And over all the mound it grew
With clover blent, and dark of hue.
But never aught of the Elders’ Hay
To rick or barn was borne away.
But it was bound and burned to ash
In the barren close by the reedy plash.
For ’neath that mound the valiant dead
Lay hearkening words of valiance said
When wise men stood on the Elders’ Mound,
And the swords were shining bright around.
And now we saw the banners borne
On the first of the way that we had shorn;
So we laid the scythe upon the sward
And girt us to the battle-sword.
For after the banners well we knew
Were the Freemen wending two and two.
There then that highway of the scythe
With many a hue was brave and blythe.
And first below the Silver Chief
Upon the green was the golden sheaf.
And on the next that went by it
The White Hart in the Park did sit.
Then on the red the White Wings flew,
And on the White was the Cloud-fleck blue.
Last went the Anchor of the Wrights
Beside the Ship of the Faring-Knights.
Then thronged the folk the June-tide field
With naked sword and painted shield,
Till they came adown to the river-side,
And there by the mound did they abide.
Now when the swords stood thick and white
As the mace reeds stand in the streamless bight,
There rose a man on the mound alone
And over his head was the grey mail done.
When over the new-shorn place of the field
Was nought but the steel hood and the shield.
The face on the mound shone ruddy and hale,
But the hoar hair showed from the hoary mail.

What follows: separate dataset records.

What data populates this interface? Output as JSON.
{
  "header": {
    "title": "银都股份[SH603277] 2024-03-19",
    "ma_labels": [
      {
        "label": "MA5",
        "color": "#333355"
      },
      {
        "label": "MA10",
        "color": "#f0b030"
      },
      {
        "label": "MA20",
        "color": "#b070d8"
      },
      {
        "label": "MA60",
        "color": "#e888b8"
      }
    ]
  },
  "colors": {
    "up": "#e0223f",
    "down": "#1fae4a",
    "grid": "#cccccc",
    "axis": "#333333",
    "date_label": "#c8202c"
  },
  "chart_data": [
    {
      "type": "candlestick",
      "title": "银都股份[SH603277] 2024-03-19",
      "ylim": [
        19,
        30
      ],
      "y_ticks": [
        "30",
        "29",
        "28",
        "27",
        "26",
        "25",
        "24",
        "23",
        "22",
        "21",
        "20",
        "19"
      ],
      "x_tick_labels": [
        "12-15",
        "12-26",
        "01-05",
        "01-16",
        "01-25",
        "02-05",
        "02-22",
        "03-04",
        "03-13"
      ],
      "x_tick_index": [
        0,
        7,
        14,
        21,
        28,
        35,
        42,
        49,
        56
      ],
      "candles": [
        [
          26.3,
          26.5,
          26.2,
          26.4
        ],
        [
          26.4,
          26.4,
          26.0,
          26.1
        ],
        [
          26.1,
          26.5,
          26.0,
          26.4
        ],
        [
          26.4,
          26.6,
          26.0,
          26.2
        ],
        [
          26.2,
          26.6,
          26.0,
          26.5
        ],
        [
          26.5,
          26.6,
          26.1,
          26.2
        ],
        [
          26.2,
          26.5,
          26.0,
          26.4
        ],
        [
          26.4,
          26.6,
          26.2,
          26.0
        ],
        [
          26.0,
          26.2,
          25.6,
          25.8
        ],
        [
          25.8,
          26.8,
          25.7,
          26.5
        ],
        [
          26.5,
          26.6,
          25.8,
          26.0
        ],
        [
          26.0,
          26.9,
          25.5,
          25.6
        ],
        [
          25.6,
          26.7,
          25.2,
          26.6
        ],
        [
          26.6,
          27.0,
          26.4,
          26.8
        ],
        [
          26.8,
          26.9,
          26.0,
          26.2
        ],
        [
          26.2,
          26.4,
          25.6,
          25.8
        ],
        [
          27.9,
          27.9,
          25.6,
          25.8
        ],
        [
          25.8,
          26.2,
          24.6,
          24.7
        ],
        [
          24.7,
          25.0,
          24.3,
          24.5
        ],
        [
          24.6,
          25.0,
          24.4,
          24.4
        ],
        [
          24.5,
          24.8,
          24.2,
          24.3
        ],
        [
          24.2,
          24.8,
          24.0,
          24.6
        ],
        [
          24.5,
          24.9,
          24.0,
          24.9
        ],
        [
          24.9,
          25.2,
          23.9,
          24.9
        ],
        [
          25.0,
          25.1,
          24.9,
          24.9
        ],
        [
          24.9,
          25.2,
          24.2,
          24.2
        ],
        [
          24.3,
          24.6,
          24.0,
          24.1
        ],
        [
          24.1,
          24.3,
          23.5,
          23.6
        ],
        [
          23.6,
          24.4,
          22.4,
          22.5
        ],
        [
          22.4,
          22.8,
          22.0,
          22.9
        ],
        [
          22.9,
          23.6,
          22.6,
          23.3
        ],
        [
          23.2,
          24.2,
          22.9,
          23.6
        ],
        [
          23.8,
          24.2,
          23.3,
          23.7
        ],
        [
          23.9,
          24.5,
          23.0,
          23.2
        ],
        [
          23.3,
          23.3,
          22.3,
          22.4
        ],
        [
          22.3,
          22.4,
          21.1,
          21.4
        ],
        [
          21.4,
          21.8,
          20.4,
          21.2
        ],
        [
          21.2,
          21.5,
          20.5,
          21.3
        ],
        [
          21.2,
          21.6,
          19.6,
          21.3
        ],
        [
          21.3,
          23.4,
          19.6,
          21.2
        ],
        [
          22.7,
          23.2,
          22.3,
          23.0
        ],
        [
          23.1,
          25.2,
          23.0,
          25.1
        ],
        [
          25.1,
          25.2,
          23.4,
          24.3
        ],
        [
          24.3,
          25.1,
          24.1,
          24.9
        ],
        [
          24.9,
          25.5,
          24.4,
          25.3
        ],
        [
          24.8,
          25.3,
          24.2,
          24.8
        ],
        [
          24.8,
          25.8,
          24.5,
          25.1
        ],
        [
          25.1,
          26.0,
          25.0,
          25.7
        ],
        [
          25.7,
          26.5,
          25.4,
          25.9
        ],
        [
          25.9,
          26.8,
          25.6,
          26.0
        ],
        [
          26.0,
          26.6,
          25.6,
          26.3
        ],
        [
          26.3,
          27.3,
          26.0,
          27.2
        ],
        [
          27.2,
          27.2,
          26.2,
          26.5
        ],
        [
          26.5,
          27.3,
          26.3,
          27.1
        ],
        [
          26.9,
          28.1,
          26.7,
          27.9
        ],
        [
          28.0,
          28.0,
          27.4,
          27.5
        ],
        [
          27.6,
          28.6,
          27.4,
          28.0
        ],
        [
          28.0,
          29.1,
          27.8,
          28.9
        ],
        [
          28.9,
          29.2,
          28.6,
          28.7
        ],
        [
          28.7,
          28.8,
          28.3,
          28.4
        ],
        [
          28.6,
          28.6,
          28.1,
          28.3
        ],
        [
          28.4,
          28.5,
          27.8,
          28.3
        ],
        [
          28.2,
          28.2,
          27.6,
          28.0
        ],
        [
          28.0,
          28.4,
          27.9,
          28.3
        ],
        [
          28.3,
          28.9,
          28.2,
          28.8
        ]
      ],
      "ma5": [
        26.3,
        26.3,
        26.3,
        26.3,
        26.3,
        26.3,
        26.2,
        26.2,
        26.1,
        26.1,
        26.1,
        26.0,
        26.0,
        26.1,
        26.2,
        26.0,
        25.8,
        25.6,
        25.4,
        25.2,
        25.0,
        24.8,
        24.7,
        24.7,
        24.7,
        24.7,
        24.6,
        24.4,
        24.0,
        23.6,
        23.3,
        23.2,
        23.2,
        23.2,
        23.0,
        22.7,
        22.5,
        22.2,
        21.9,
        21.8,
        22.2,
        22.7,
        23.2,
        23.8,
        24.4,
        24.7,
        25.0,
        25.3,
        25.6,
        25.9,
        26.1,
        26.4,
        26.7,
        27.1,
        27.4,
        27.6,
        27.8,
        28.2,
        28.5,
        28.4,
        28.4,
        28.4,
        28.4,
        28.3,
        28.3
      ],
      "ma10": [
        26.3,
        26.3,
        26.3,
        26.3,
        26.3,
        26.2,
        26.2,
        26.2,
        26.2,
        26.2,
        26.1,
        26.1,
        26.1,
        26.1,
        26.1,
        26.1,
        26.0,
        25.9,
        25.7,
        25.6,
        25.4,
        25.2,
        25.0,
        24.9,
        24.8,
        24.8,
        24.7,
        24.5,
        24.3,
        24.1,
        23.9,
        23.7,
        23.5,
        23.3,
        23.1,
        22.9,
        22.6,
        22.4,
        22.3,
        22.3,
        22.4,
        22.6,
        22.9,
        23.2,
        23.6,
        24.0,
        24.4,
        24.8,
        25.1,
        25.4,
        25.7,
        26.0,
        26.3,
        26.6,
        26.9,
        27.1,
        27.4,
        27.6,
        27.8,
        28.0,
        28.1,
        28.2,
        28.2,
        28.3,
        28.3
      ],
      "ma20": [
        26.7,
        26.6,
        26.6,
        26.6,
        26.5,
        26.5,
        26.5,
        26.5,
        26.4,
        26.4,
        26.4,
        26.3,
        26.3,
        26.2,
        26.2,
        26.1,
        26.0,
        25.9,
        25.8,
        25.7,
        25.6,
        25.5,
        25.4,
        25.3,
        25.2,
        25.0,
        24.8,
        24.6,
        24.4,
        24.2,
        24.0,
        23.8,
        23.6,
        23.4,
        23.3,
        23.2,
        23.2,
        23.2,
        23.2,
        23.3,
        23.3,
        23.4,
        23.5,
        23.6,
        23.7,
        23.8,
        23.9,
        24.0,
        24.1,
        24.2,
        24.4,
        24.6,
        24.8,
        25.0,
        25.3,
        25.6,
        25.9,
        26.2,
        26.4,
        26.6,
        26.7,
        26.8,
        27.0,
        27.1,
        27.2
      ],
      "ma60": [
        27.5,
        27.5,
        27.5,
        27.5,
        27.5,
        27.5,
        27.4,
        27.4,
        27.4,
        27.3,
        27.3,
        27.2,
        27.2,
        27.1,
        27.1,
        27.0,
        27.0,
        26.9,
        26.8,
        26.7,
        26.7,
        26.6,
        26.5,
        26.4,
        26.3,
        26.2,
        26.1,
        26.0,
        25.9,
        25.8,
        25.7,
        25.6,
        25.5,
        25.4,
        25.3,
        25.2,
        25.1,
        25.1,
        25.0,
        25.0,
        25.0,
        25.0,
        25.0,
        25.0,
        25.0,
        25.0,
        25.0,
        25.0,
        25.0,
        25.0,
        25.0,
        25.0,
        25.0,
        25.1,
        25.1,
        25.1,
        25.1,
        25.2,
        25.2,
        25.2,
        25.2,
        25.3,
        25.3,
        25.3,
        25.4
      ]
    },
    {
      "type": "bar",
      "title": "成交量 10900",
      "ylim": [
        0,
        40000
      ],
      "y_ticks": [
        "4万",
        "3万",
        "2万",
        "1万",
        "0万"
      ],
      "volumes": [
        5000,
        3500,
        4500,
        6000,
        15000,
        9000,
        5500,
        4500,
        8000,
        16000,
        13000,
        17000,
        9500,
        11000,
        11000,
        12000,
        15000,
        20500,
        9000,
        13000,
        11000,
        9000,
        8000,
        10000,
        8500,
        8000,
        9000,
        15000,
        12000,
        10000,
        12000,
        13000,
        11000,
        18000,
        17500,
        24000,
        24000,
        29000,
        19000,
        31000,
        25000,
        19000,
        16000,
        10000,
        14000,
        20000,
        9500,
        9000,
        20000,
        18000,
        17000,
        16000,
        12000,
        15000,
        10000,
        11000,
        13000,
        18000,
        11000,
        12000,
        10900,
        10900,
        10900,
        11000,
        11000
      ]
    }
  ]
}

And there rose a hand by the ruddy face
And shook a sword o’er the peopled place.
And there came a voice from the mound and said:
“O sons, the days of my youth are dead,
And gone are the faces I have known
In the street and the booths of the goodly town.
O sons, full many a flock have I seen
Feed down this water-girdled green.
Full many a herd of long-horned neat
Have I seen ’twixt water-side and wheat.
Here by this water-side full oft
Have I heaved the flowery hay aloft.
And oft this water-side anigh
Have I bowed adown the wheat-stalks high.
And yet meseems I live and learn
And lore of younglings yet must earn.
For tell me, children, whose are these
Fair meadows of the June’s increase?
Whose are these flocks and whose the neat,
And whose the acres of the wheat?”
Scarce did we hear his latest word,
On the wide shield so rang the sword.
So rang the sword upon the shield
That the lark was hushed above the field.
Then sank the shouts and again we heard
The old voice come from the hoary beard:
“Yea, whose are yonder gables then,
And whose the holy hearths of men?
Whose are the prattling children there,
And whose the sunburnt maids and fair?